To avoid potential claims about NotPetya being a nation-state action, Merck’s complaint “doesn’t mention the word ‘NotPetya’ at all,” Selby noted. “They refer to it as a network-interruption event from a malware or ransomware infection. … They’re trying to make it a generic issue to the court, and perhaps strategically downplay the ability of the insurers who are denying coverage” under act-of-war clauses that, he added, notably have “no requirement under the war exclusion for it to be a kinetic [physical] war.”

Prior cases—relating to cyber damages and real-world incidents—had established a range of precedents based on issues such as whether a state of war was currently in place, whether the groups causing the damage were allied with a sovereign government, and other factors.

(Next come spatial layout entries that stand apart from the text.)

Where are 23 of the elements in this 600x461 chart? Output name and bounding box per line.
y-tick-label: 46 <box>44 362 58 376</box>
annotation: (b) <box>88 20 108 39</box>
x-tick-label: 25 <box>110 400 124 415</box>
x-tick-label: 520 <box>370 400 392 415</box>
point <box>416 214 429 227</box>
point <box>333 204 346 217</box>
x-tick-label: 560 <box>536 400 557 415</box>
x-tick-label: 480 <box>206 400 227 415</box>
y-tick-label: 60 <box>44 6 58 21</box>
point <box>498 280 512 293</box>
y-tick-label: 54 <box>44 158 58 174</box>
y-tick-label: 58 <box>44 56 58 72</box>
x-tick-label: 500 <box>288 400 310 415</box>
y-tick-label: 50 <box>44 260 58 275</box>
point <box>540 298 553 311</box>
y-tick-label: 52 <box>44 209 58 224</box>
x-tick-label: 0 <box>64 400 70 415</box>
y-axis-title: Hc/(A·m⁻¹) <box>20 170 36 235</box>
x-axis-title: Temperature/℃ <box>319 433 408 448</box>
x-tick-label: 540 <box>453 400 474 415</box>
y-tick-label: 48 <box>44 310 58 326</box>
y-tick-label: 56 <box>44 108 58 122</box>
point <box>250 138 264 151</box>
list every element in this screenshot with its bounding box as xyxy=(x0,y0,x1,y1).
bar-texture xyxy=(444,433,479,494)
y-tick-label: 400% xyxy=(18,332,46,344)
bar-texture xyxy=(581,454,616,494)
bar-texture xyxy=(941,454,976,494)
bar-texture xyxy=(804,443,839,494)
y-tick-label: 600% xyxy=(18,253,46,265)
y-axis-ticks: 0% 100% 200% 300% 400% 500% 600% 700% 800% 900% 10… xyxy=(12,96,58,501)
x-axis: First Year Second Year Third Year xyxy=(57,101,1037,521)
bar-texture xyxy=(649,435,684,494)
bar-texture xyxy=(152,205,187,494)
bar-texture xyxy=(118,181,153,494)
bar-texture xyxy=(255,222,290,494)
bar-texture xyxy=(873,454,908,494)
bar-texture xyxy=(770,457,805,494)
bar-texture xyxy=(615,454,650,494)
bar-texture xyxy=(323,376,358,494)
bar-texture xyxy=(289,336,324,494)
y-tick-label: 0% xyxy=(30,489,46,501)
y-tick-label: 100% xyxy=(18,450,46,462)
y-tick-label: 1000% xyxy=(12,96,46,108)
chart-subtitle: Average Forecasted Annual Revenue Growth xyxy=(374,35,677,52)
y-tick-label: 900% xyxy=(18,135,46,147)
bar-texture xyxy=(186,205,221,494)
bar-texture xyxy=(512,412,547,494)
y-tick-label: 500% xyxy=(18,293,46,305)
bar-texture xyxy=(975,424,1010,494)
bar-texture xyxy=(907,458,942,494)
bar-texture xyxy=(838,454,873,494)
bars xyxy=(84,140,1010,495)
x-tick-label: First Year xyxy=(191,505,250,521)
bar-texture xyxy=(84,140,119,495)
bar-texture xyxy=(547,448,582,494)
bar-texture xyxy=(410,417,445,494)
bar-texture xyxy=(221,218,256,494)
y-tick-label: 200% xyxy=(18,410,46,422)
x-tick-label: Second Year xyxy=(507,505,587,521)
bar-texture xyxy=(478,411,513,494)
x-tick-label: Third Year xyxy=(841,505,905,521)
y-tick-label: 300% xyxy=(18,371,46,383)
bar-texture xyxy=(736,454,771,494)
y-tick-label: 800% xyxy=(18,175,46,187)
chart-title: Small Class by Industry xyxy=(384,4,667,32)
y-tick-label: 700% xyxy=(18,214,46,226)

“Inconsistent language, and minor differences in language in policies, can have a significant effect on the outcome of a claim for the same event,” Selby said, “so read your policies very carefully.”

Ultimately, he said, attribution of responsibility for a cyberattack can have a major impact on the outcomes of a claim—and successful attribution will require both identification of the individual and organizations that perpetrated the attack, and evidence that those individuals “acted under state authority.”

Attribution ultimately occurs through one of four means, Selby said: by indictment, by sanctions, by technical alert, and by press release.

Even as cybersecurity attacks continue at pace and companies scramble to recover after damages and business interruption, Selby warned CISOs to be aware of the ever-changing situation—with many insurers changing the wording of their cybersecurity insurance policies in the aftermath of NotPetya.

“The aggregated risks in other insurance policies have the insurance industry quite terrified,” he said, “because they’re worried it will affect either their solvency or their credit ratings, and their ability to pay policies out generally because they’ll go bankrupt.”

Four years on from NotPetya, the ongoing cadre of lawsuits “are symptoms of broader problems” in the way cyber insurance policies are written and enforced, Selby said. “Cyber modelling for catastrophic losses is still in its infancy,” he said. “Insurance needs to be a sustainable long-term bargain, and we’re not there yet.”